7. In Paragraph 1, The above organometal halide compound is a perovskite coating composition represented by the following chemical formula 1: [Chemical Formula 1] ABX3 In the above chemical formula 1, A is a monovalent organic ammonium ion, and B is a monovalent or divalent metal cation, and X is a halogen ion.
8. In Paragraph 1, The above mixed solvent is a perovskite coating composition in which alkylamine and alcohol are mixed in a weight ratio of 1:1 to 1:
5.
9. In Paragraph 2, A perovskite coating composition in which the weight ratio of the above mixed solvent and nitrile-based additive is 1:0.05 to 1:
3.
10. In Paragraph 2, A perovskite coating composition comprising at least one nitrile-based additive selected from the group consisting of acetonitrile, propionitrile, succinonitrile, and combinations thereof.
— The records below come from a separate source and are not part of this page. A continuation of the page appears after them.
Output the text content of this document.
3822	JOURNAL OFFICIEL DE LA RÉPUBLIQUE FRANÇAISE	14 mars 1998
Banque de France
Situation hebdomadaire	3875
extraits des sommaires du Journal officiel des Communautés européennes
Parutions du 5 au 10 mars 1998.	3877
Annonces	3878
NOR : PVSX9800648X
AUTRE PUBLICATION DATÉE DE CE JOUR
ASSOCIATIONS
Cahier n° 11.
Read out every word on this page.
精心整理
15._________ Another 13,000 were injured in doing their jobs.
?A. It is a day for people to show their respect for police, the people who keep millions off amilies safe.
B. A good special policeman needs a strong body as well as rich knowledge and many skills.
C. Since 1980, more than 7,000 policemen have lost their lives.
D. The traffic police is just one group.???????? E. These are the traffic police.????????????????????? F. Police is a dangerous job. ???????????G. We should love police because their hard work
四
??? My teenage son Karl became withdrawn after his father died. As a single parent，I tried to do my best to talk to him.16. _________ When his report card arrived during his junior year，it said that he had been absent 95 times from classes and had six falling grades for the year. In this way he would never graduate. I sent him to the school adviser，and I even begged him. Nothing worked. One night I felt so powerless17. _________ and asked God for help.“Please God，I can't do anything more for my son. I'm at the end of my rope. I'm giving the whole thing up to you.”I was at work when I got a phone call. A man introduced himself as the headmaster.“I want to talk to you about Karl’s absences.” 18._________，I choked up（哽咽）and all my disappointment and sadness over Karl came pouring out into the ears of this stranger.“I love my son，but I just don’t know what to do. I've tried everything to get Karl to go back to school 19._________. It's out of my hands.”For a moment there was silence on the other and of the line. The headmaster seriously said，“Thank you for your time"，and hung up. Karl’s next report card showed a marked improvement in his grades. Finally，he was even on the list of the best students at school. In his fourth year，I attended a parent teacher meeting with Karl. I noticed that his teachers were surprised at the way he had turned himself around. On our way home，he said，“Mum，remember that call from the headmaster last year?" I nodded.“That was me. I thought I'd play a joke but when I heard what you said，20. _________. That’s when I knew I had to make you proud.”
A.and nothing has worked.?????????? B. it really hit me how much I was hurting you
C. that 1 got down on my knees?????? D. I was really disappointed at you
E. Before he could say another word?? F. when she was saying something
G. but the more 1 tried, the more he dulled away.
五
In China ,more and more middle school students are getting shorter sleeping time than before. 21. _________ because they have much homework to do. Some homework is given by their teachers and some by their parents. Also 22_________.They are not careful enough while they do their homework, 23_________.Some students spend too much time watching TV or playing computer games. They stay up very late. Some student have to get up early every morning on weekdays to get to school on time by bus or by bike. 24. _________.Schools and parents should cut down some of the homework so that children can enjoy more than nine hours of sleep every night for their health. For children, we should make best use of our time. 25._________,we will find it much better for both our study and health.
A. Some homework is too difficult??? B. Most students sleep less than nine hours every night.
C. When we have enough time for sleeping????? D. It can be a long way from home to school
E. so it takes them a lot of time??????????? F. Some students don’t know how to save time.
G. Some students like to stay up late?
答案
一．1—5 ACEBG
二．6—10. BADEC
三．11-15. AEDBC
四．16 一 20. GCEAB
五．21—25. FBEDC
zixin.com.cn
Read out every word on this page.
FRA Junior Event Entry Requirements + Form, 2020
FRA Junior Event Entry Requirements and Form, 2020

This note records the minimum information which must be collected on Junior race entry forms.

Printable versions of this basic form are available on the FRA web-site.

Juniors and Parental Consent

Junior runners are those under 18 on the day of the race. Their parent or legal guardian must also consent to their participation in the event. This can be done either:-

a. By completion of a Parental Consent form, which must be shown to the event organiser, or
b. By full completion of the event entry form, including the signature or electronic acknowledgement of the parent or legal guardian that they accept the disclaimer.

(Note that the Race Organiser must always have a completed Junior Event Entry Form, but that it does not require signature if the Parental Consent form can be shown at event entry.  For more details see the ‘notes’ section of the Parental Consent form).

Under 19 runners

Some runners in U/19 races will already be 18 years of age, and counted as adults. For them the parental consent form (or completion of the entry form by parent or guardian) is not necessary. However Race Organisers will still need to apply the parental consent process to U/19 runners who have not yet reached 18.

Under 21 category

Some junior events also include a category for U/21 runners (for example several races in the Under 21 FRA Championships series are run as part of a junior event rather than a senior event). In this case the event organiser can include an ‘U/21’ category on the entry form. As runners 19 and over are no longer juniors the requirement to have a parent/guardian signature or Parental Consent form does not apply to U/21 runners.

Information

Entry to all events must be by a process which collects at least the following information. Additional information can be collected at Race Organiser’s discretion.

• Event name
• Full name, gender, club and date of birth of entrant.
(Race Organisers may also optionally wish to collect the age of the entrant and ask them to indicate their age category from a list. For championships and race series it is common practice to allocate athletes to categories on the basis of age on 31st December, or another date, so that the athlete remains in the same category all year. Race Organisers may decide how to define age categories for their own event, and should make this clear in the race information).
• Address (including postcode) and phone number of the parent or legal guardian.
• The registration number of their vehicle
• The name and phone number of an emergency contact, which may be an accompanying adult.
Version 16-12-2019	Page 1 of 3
11. In Paragraph 2, A perovskite coating composition in which the weight ratio of the organic additive and the nitrile-based additive is 1:1 to 1:
17.
12. In Paragraph 1, A perovskite coating composition in which the weight ratio of the organometal halide and the organic additive is 1:0.01 to 1:0.
8.
13. A method for manufacturing a perovskite thin film comprising the step of coating a perovskite coating composition according to claim 1 onto a substrate to manufacture a perovskite thin film.
14. In Paragraph 13, A method for manufacturing a perovskite thin film, comprising 1 to 30 weight percent of an organic additive based on the total weight of the perovskite coating composition, and controlling the thin film crystallization rate to 20 to 120 (seconds).
15. A perovskite thin film having a surface defect of 3% or less, wherein the surface defect is calculated from the following Equation 1: [Equation 1] (Area with defects / Total thin film area) x 100 16. In Paragraph 15, The above perovskite thin film is a thin film having a surface roughness (Ra, Roughness Average) of 50 to 120 nm.
17. In Paragraph 15, The area of the above perovskite thin film is 100 cm² 2 Lee Sang-in, perovskite thin film.
18. A solar cell comprising a perovskite thin film according to paragraph 15.